На пятый день, когда все в зале веселились, а жонглеры и акробаты развлекали гостей, Люк перехватил Кору у калитки, удержав ее за руку, когда она попыталась пройти мимо него.
– Волчица вернется, когда в замке снова наступит тишина, Кора.
Оттолкнув его руку, Кора бросила на мужа негодующий взгляд.
– Оставь меня. Отправляйся к своим гостям. Разыгрывай перед ними радушного хозяина и не лезь в мои дела.
– Какие это твои дела?
Он схватил ее за плечи и повернул к себе лицом. Солнце, заходившее за стенами замка, окрасило небо розовым, четче высветив гневный румянец, вспыхнувший у Коры на лице. Люк слегка встряхнул ее, чтобы она не отводила глаз и встретилась с ним взглядом.
– Какие твои дела, скажи на милость? А то, чем я занят, разве не твои дела, Кора?
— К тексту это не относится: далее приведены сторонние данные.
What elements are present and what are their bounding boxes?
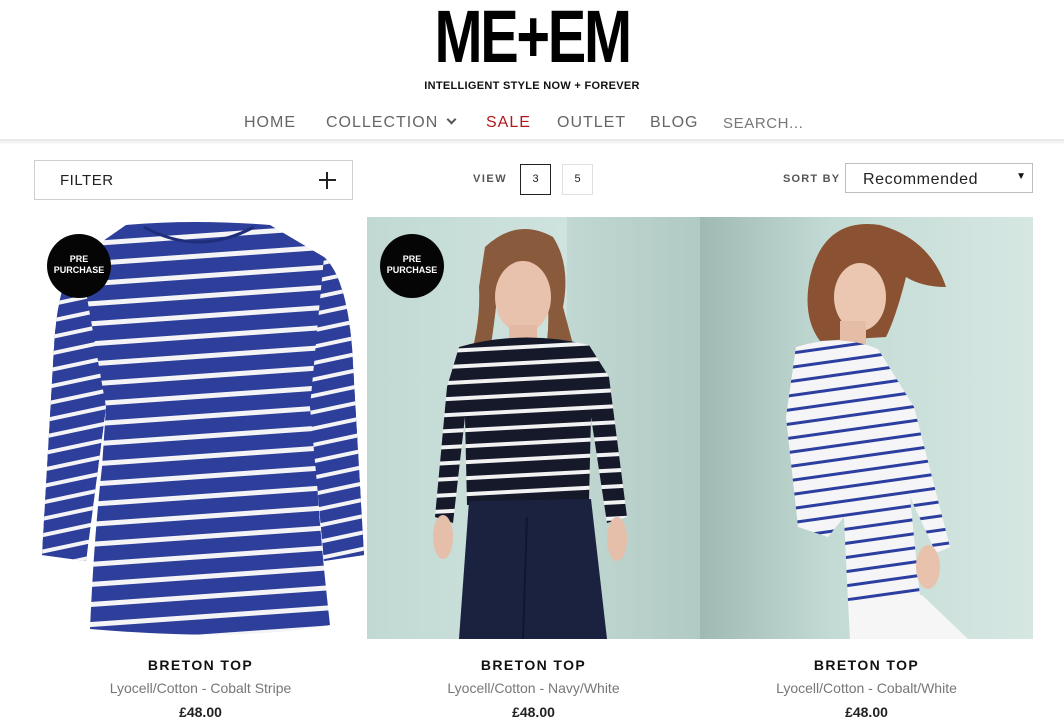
sort-value: Recommended: [863, 171, 979, 188]
product-price: £48.00: [179, 704, 222, 719]
main-nav: HOME COLLECTION SALE OUTLET BLOG: [0, 114, 1064, 136]
pre-purchase-badge: PRE PURCHASE: [47, 234, 111, 298]
plus-icon: [319, 172, 336, 189]
filter-toggle[interactable]: FILTER: [34, 160, 353, 200]
filter-label: FILTER: [60, 172, 114, 189]
product-name[interactable]: BRETON TOP: [34, 657, 367, 673]
nav-home[interactable]: HOME: [244, 114, 296, 132]
view-3-button[interactable]: 3: [520, 164, 551, 195]
product-name[interactable]: BRETON TOP: [700, 657, 1033, 673]
sort-select[interactable]: Recommended ▼: [845, 163, 1033, 193]
chevron-down-icon: [446, 114, 457, 125]
product-variant: Lyocell/Cotton - Cobalt/White: [776, 680, 957, 696]
nav-collection-label: COLLECTION: [326, 114, 439, 131]
pre-purchase-badge: PRE PURCHASE: [380, 234, 444, 298]
product-image[interactable]: PRE PURCHASE: [34, 217, 367, 639]
cobalt-white-top-image: [700, 217, 1033, 639]
product-variant: Lyocell/Cotton - Cobalt Stripe: [109, 680, 292, 696]
logo-text: ME+EM: [434, 0, 632, 78]
badge-line1: PRE: [69, 254, 89, 264]
nav-blog[interactable]: BLOG: [650, 114, 698, 132]
nav-collection[interactable]: COLLECTION: [326, 114, 457, 132]
sort-label: SORT BY: [783, 173, 841, 185]
product-image[interactable]: [700, 217, 1033, 639]
view-label: VIEW: [473, 173, 508, 185]
product-image[interactable]: PRE PURCHASE: [367, 217, 700, 639]
caret-down-icon: ▼: [1016, 171, 1026, 182]
badge-line2: PURCHASE: [386, 265, 438, 275]
product-price: £48.00: [512, 704, 555, 719]
badge-line1: PRE: [402, 254, 422, 264]
tagline: INTELLIGENT STYLE NOW + FOREVER: [424, 80, 640, 92]
product-price: £48.00: [845, 704, 888, 719]
badge-line2: PURCHASE: [53, 265, 105, 275]
product-variant: Lyocell/Cotton - Navy/White: [447, 680, 620, 696]
product-name[interactable]: BRETON TOP: [367, 657, 700, 673]
brand-logo[interactable]: ME+EM: [0, 0, 1064, 78]
view-5-button[interactable]: 5: [562, 164, 593, 195]
header-divider: [0, 139, 1064, 145]
search-input[interactable]: SEARCH...: [723, 115, 803, 132]
nav-outlet[interactable]: OUTLET: [557, 114, 626, 132]
nav-sale[interactable]: SALE: [486, 114, 531, 132]
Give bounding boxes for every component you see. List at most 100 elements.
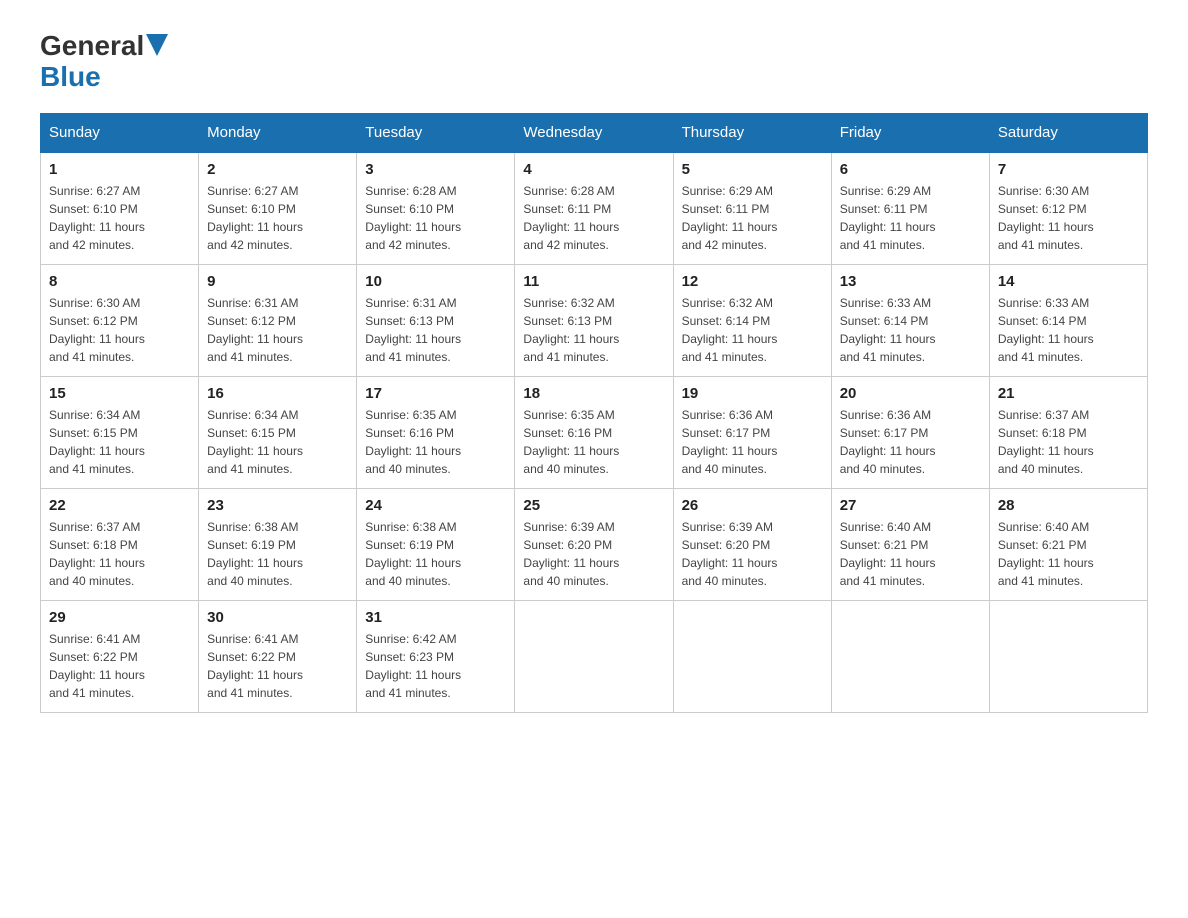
day-number: 16 — [207, 385, 348, 402]
day-number: 7 — [998, 161, 1139, 178]
day-info: Sunrise: 6:34 AM Sunset: 6:15 PM Dayligh… — [207, 406, 348, 478]
day-info: Sunrise: 6:30 AM Sunset: 6:12 PM Dayligh… — [998, 182, 1139, 254]
calendar-week-row: 15 Sunrise: 6:34 AM Sunset: 6:15 PM Dayl… — [41, 377, 1148, 489]
day-info: Sunrise: 6:29 AM Sunset: 6:11 PM Dayligh… — [682, 182, 823, 254]
calendar-cell: 9 Sunrise: 6:31 AM Sunset: 6:12 PM Dayli… — [199, 265, 357, 377]
calendar-header-row: SundayMondayTuesdayWednesdayThursdayFrid… — [41, 114, 1148, 153]
logo: General Blue — [40, 30, 168, 93]
day-number: 27 — [840, 497, 981, 514]
day-info: Sunrise: 6:35 AM Sunset: 6:16 PM Dayligh… — [523, 406, 664, 478]
day-info: Sunrise: 6:34 AM Sunset: 6:15 PM Dayligh… — [49, 406, 190, 478]
calendar-cell: 13 Sunrise: 6:33 AM Sunset: 6:14 PM Dayl… — [831, 265, 989, 377]
day-header-sunday: Sunday — [41, 114, 199, 153]
calendar-cell: 10 Sunrise: 6:31 AM Sunset: 6:13 PM Dayl… — [357, 265, 515, 377]
calendar-cell: 7 Sunrise: 6:30 AM Sunset: 6:12 PM Dayli… — [989, 152, 1147, 265]
calendar-week-row: 22 Sunrise: 6:37 AM Sunset: 6:18 PM Dayl… — [41, 489, 1148, 601]
day-number: 8 — [49, 273, 190, 290]
calendar-cell: 28 Sunrise: 6:40 AM Sunset: 6:21 PM Dayl… — [989, 489, 1147, 601]
day-number: 21 — [998, 385, 1139, 402]
day-number: 19 — [682, 385, 823, 402]
calendar-cell: 20 Sunrise: 6:36 AM Sunset: 6:17 PM Dayl… — [831, 377, 989, 489]
day-info: Sunrise: 6:33 AM Sunset: 6:14 PM Dayligh… — [998, 294, 1139, 366]
day-info: Sunrise: 6:37 AM Sunset: 6:18 PM Dayligh… — [998, 406, 1139, 478]
calendar-cell: 29 Sunrise: 6:41 AM Sunset: 6:22 PM Dayl… — [41, 601, 199, 713]
day-info: Sunrise: 6:39 AM Sunset: 6:20 PM Dayligh… — [523, 518, 664, 590]
calendar-table: SundayMondayTuesdayWednesdayThursdayFrid… — [40, 113, 1148, 713]
day-number: 30 — [207, 609, 348, 626]
day-number: 31 — [365, 609, 506, 626]
day-number: 24 — [365, 497, 506, 514]
day-number: 28 — [998, 497, 1139, 514]
day-info: Sunrise: 6:41 AM Sunset: 6:22 PM Dayligh… — [207, 630, 348, 702]
day-number: 2 — [207, 161, 348, 178]
day-number: 12 — [682, 273, 823, 290]
day-number: 1 — [49, 161, 190, 178]
day-info: Sunrise: 6:41 AM Sunset: 6:22 PM Dayligh… — [49, 630, 190, 702]
day-number: 22 — [49, 497, 190, 514]
day-header-tuesday: Tuesday — [357, 114, 515, 153]
day-number: 23 — [207, 497, 348, 514]
day-info: Sunrise: 6:28 AM Sunset: 6:10 PM Dayligh… — [365, 182, 506, 254]
calendar-week-row: 8 Sunrise: 6:30 AM Sunset: 6:12 PM Dayli… — [41, 265, 1148, 377]
calendar-cell: 4 Sunrise: 6:28 AM Sunset: 6:11 PM Dayli… — [515, 152, 673, 265]
calendar-cell: 26 Sunrise: 6:39 AM Sunset: 6:20 PM Dayl… — [673, 489, 831, 601]
day-number: 29 — [49, 609, 190, 626]
day-header-thursday: Thursday — [673, 114, 831, 153]
day-info: Sunrise: 6:38 AM Sunset: 6:19 PM Dayligh… — [207, 518, 348, 590]
day-info: Sunrise: 6:27 AM Sunset: 6:10 PM Dayligh… — [207, 182, 348, 254]
calendar-cell: 15 Sunrise: 6:34 AM Sunset: 6:15 PM Dayl… — [41, 377, 199, 489]
calendar-cell: 25 Sunrise: 6:39 AM Sunset: 6:20 PM Dayl… — [515, 489, 673, 601]
day-info: Sunrise: 6:36 AM Sunset: 6:17 PM Dayligh… — [840, 406, 981, 478]
day-info: Sunrise: 6:27 AM Sunset: 6:10 PM Dayligh… — [49, 182, 190, 254]
day-number: 13 — [840, 273, 981, 290]
day-info: Sunrise: 6:28 AM Sunset: 6:11 PM Dayligh… — [523, 182, 664, 254]
calendar-cell: 2 Sunrise: 6:27 AM Sunset: 6:10 PM Dayli… — [199, 152, 357, 265]
day-number: 17 — [365, 385, 506, 402]
logo-triangle-icon — [146, 34, 168, 56]
calendar-cell: 19 Sunrise: 6:36 AM Sunset: 6:17 PM Dayl… — [673, 377, 831, 489]
calendar-cell: 21 Sunrise: 6:37 AM Sunset: 6:18 PM Dayl… — [989, 377, 1147, 489]
calendar-cell: 6 Sunrise: 6:29 AM Sunset: 6:11 PM Dayli… — [831, 152, 989, 265]
day-info: Sunrise: 6:42 AM Sunset: 6:23 PM Dayligh… — [365, 630, 506, 702]
day-number: 10 — [365, 273, 506, 290]
calendar-cell: 1 Sunrise: 6:27 AM Sunset: 6:10 PM Dayli… — [41, 152, 199, 265]
day-header-saturday: Saturday — [989, 114, 1147, 153]
day-number: 5 — [682, 161, 823, 178]
day-number: 11 — [523, 273, 664, 290]
day-info: Sunrise: 6:39 AM Sunset: 6:20 PM Dayligh… — [682, 518, 823, 590]
calendar-cell: 23 Sunrise: 6:38 AM Sunset: 6:19 PM Dayl… — [199, 489, 357, 601]
calendar-cell: 12 Sunrise: 6:32 AM Sunset: 6:14 PM Dayl… — [673, 265, 831, 377]
day-info: Sunrise: 6:38 AM Sunset: 6:19 PM Dayligh… — [365, 518, 506, 590]
calendar-cell: 8 Sunrise: 6:30 AM Sunset: 6:12 PM Dayli… — [41, 265, 199, 377]
calendar-week-row: 1 Sunrise: 6:27 AM Sunset: 6:10 PM Dayli… — [41, 152, 1148, 265]
day-number: 15 — [49, 385, 190, 402]
calendar-cell — [831, 601, 989, 713]
day-info: Sunrise: 6:32 AM Sunset: 6:14 PM Dayligh… — [682, 294, 823, 366]
calendar-cell: 22 Sunrise: 6:37 AM Sunset: 6:18 PM Dayl… — [41, 489, 199, 601]
day-number: 3 — [365, 161, 506, 178]
day-info: Sunrise: 6:32 AM Sunset: 6:13 PM Dayligh… — [523, 294, 664, 366]
calendar-cell: 14 Sunrise: 6:33 AM Sunset: 6:14 PM Dayl… — [989, 265, 1147, 377]
calendar-cell: 27 Sunrise: 6:40 AM Sunset: 6:21 PM Dayl… — [831, 489, 989, 601]
day-number: 26 — [682, 497, 823, 514]
day-number: 9 — [207, 273, 348, 290]
day-info: Sunrise: 6:31 AM Sunset: 6:12 PM Dayligh… — [207, 294, 348, 366]
calendar-cell — [515, 601, 673, 713]
day-number: 4 — [523, 161, 664, 178]
calendar-cell: 16 Sunrise: 6:34 AM Sunset: 6:15 PM Dayl… — [199, 377, 357, 489]
day-info: Sunrise: 6:40 AM Sunset: 6:21 PM Dayligh… — [840, 518, 981, 590]
day-info: Sunrise: 6:33 AM Sunset: 6:14 PM Dayligh… — [840, 294, 981, 366]
calendar-cell: 31 Sunrise: 6:42 AM Sunset: 6:23 PM Dayl… — [357, 601, 515, 713]
logo-blue-text: Blue — [40, 61, 101, 92]
calendar-cell: 30 Sunrise: 6:41 AM Sunset: 6:22 PM Dayl… — [199, 601, 357, 713]
day-number: 14 — [998, 273, 1139, 290]
day-info: Sunrise: 6:30 AM Sunset: 6:12 PM Dayligh… — [49, 294, 190, 366]
calendar-cell: 17 Sunrise: 6:35 AM Sunset: 6:16 PM Dayl… — [357, 377, 515, 489]
calendar-cell: 24 Sunrise: 6:38 AM Sunset: 6:19 PM Dayl… — [357, 489, 515, 601]
day-header-wednesday: Wednesday — [515, 114, 673, 153]
day-info: Sunrise: 6:37 AM Sunset: 6:18 PM Dayligh… — [49, 518, 190, 590]
day-number: 20 — [840, 385, 981, 402]
calendar-cell: 18 Sunrise: 6:35 AM Sunset: 6:16 PM Dayl… — [515, 377, 673, 489]
day-number: 6 — [840, 161, 981, 178]
day-number: 18 — [523, 385, 664, 402]
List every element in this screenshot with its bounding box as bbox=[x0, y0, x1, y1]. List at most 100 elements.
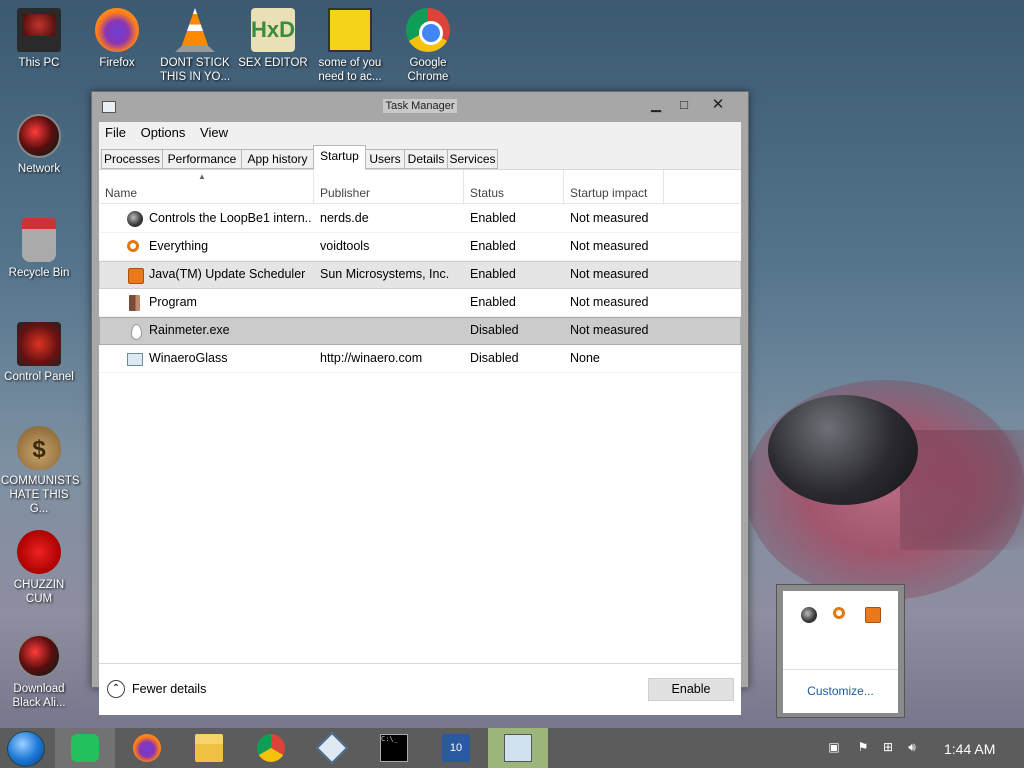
tab-details[interactable]: Details bbox=[404, 149, 448, 169]
desktop-icon-hxd[interactable]: HxD SEX EDITOR bbox=[235, 8, 311, 70]
cell-status: Enabled bbox=[470, 239, 516, 253]
tray-volume-icon[interactable]: 🔊︎ bbox=[905, 740, 919, 754]
cell-name: Everything bbox=[149, 239, 209, 253]
title-bar[interactable]: Task Manager ▁ □ ✕ bbox=[92, 92, 748, 122]
column-startup-impact[interactable]: Startup impact bbox=[564, 170, 664, 204]
task-manager-window[interactable]: Task Manager ▁ □ ✕ File Options View Pro… bbox=[91, 91, 749, 715]
vlc-cone-icon bbox=[175, 8, 215, 52]
fewer-details-link[interactable]: Fewer details bbox=[132, 682, 206, 696]
desktop-icon-recycle-bin[interactable]: Recycle Bin bbox=[1, 218, 77, 280]
taskbar-clock[interactable]: 1:44 AM bbox=[944, 741, 995, 757]
recycle-bin-icon bbox=[22, 218, 56, 262]
table-row[interactable]: Controls the LoopBe1 intern... nerds.de … bbox=[99, 205, 741, 233]
cell-publisher: nerds.de bbox=[320, 211, 369, 225]
start-orb-icon[interactable] bbox=[7, 731, 45, 767]
cell-name: WinaeroGlass bbox=[149, 351, 228, 365]
table-row[interactable]: Everything voidtools Enabled Not measure… bbox=[99, 233, 741, 261]
tab-services[interactable]: Services bbox=[447, 149, 498, 169]
taskbar-chrome[interactable] bbox=[241, 728, 301, 768]
winaero-window-icon bbox=[127, 353, 143, 366]
tab-strip: Processes Performance App history Startu… bbox=[99, 144, 741, 170]
cell-status: Enabled bbox=[470, 211, 516, 225]
enable-button[interactable]: Enable bbox=[648, 678, 734, 701]
cell-status: Disabled bbox=[470, 323, 519, 337]
tab-processes[interactable]: Processes bbox=[101, 149, 163, 169]
cell-publisher: http://winaero.com bbox=[320, 351, 423, 365]
column-publisher[interactable]: Publisher bbox=[314, 170, 464, 204]
hxd-editor-icon: HxD bbox=[251, 8, 295, 52]
control-panel-icon bbox=[17, 322, 61, 366]
desktop-icon-label: Control Panel bbox=[4, 371, 74, 383]
table-row[interactable]: Java(TM) Update Scheduler Sun Microsyste… bbox=[99, 261, 741, 289]
desktop-icon-download[interactable]: Download Black Ali... bbox=[1, 634, 77, 710]
close-button[interactable]: ✕ bbox=[706, 96, 730, 114]
tray-display-icon[interactable]: ▣ bbox=[827, 740, 841, 754]
wallpaper-leaf-edge bbox=[900, 430, 1024, 550]
tray-network-icon[interactable]: ⊞ bbox=[881, 740, 895, 754]
column-name[interactable]: Name bbox=[99, 170, 314, 204]
menu-options[interactable]: Options bbox=[141, 122, 191, 140]
tab-performance[interactable]: Performance bbox=[162, 149, 242, 169]
cell-status: Disabled bbox=[470, 351, 519, 365]
desktop-icon-chuzzin[interactable]: CHUZZIN CUM bbox=[1, 530, 77, 606]
tab-users[interactable]: Users bbox=[365, 149, 405, 169]
tab-startup[interactable]: Startup bbox=[313, 145, 366, 170]
cell-impact: Not measured bbox=[570, 211, 649, 225]
chrome-icon bbox=[257, 734, 285, 762]
chevron-up-icon[interactable]: ⌃ bbox=[107, 680, 125, 698]
desktop-icon-control-panel[interactable]: Control Panel bbox=[1, 322, 77, 384]
taskbar-task-manager[interactable] bbox=[488, 728, 548, 768]
everything-tray-icon[interactable] bbox=[833, 607, 845, 619]
column-status[interactable]: Status bbox=[464, 170, 564, 204]
taskbar: C:\_ 10 ▣ ⚑ ⊞ 🔊︎ 1:44 AM bbox=[0, 728, 1024, 768]
menu-file[interactable]: File bbox=[105, 122, 131, 140]
cell-impact: Not measured bbox=[570, 267, 649, 281]
taskbar-win10-app[interactable]: 10 bbox=[426, 728, 486, 768]
desktop-icon-label: CHUZZIN CUM bbox=[13, 579, 65, 605]
tab-app-history[interactable]: App history bbox=[241, 149, 314, 169]
menu-view[interactable]: View bbox=[200, 122, 233, 140]
loopbe-tray-icon[interactable] bbox=[801, 607, 817, 623]
desktop-icon-vlc[interactable]: DONT STICK THIS IN YO... bbox=[157, 8, 233, 84]
taskbar-command-prompt[interactable]: C:\_ bbox=[364, 728, 424, 768]
cell-status: Enabled bbox=[470, 267, 516, 281]
desktop-icon-label: Google Chrome bbox=[407, 57, 449, 83]
rainmeter-drop-icon bbox=[131, 324, 142, 340]
java-tray-icon[interactable] bbox=[865, 607, 881, 623]
chrome-icon bbox=[406, 8, 450, 52]
tray-overflow-flyout: Customize... bbox=[776, 584, 905, 718]
virtualbox-icon bbox=[316, 732, 348, 764]
desktop-icon-this-pc[interactable]: This PC bbox=[1, 8, 77, 70]
cell-impact: Not measured bbox=[570, 239, 649, 253]
desktop-icon-communists[interactable]: $ COMMUNISTS HATE THIS G... bbox=[1, 426, 80, 516]
tray-flag-icon[interactable]: ⚑ bbox=[856, 740, 870, 754]
desktop-icon-label: DONT STICK THIS IN YO... bbox=[159, 57, 231, 83]
maximize-button[interactable]: □ bbox=[672, 96, 696, 114]
table-row[interactable]: Program Enabled Not measured bbox=[99, 289, 741, 317]
divider bbox=[783, 669, 898, 670]
task-manager-content: File Options View Processes Performance … bbox=[99, 122, 741, 715]
firefox-icon bbox=[95, 8, 139, 52]
this-pc-icon bbox=[17, 8, 61, 52]
minimize-button[interactable]: ▁ bbox=[644, 96, 668, 114]
everything-search-icon bbox=[127, 240, 139, 252]
taskbar-spotify[interactable] bbox=[55, 728, 115, 768]
desktop-icon-label: SEX EDITOR bbox=[238, 57, 308, 69]
chuzzle-icon bbox=[17, 530, 61, 574]
table-row[interactable]: WinaeroGlass http://winaero.com Disabled… bbox=[99, 345, 741, 373]
desktop-icon-dog-image[interactable]: some of you need to ac... bbox=[312, 8, 388, 84]
cell-name: Controls the LoopBe1 intern... bbox=[149, 211, 311, 225]
taskbar-virtualbox[interactable] bbox=[302, 728, 362, 768]
menu-bar: File Options View bbox=[99, 122, 741, 144]
desktop-icon-network[interactable]: Network bbox=[1, 114, 77, 176]
cell-name: Rainmeter.exe bbox=[149, 323, 230, 337]
desktop-icon-firefox[interactable]: Firefox bbox=[79, 8, 155, 70]
desktop-icon-chrome[interactable]: Google Chrome bbox=[390, 8, 466, 84]
cell-publisher: Sun Microsystems, Inc. bbox=[320, 267, 450, 281]
taskbar-firefox[interactable] bbox=[117, 728, 177, 768]
taskbar-file-explorer[interactable] bbox=[179, 728, 239, 768]
cell-name: Java(TM) Update Scheduler bbox=[149, 267, 306, 281]
spotify-icon bbox=[71, 734, 99, 762]
table-row-selected[interactable]: Rainmeter.exe Disabled Not measured bbox=[99, 317, 741, 345]
customize-link[interactable]: Customize... bbox=[783, 684, 898, 698]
Оглянись вокруг. Вулфридж по-прежнему твой. В нем вместе веселятся нормандцы и саксы. Что в этом плохого? Если ты чувствуешь себя здесь посторонней, то это твое дело; я же хочу объединить нас всех здесь в единую семью, в единый народ.
– Но мы не единый народ, Люк. Во имя всего святого, неужели ты сам этого не видишь? Ты не можешь силой принудить людей стать другими. Слишком много вражды между нашими народами, чтобы это можно было не замечать. Между нами пропасть, и она останется навсегда.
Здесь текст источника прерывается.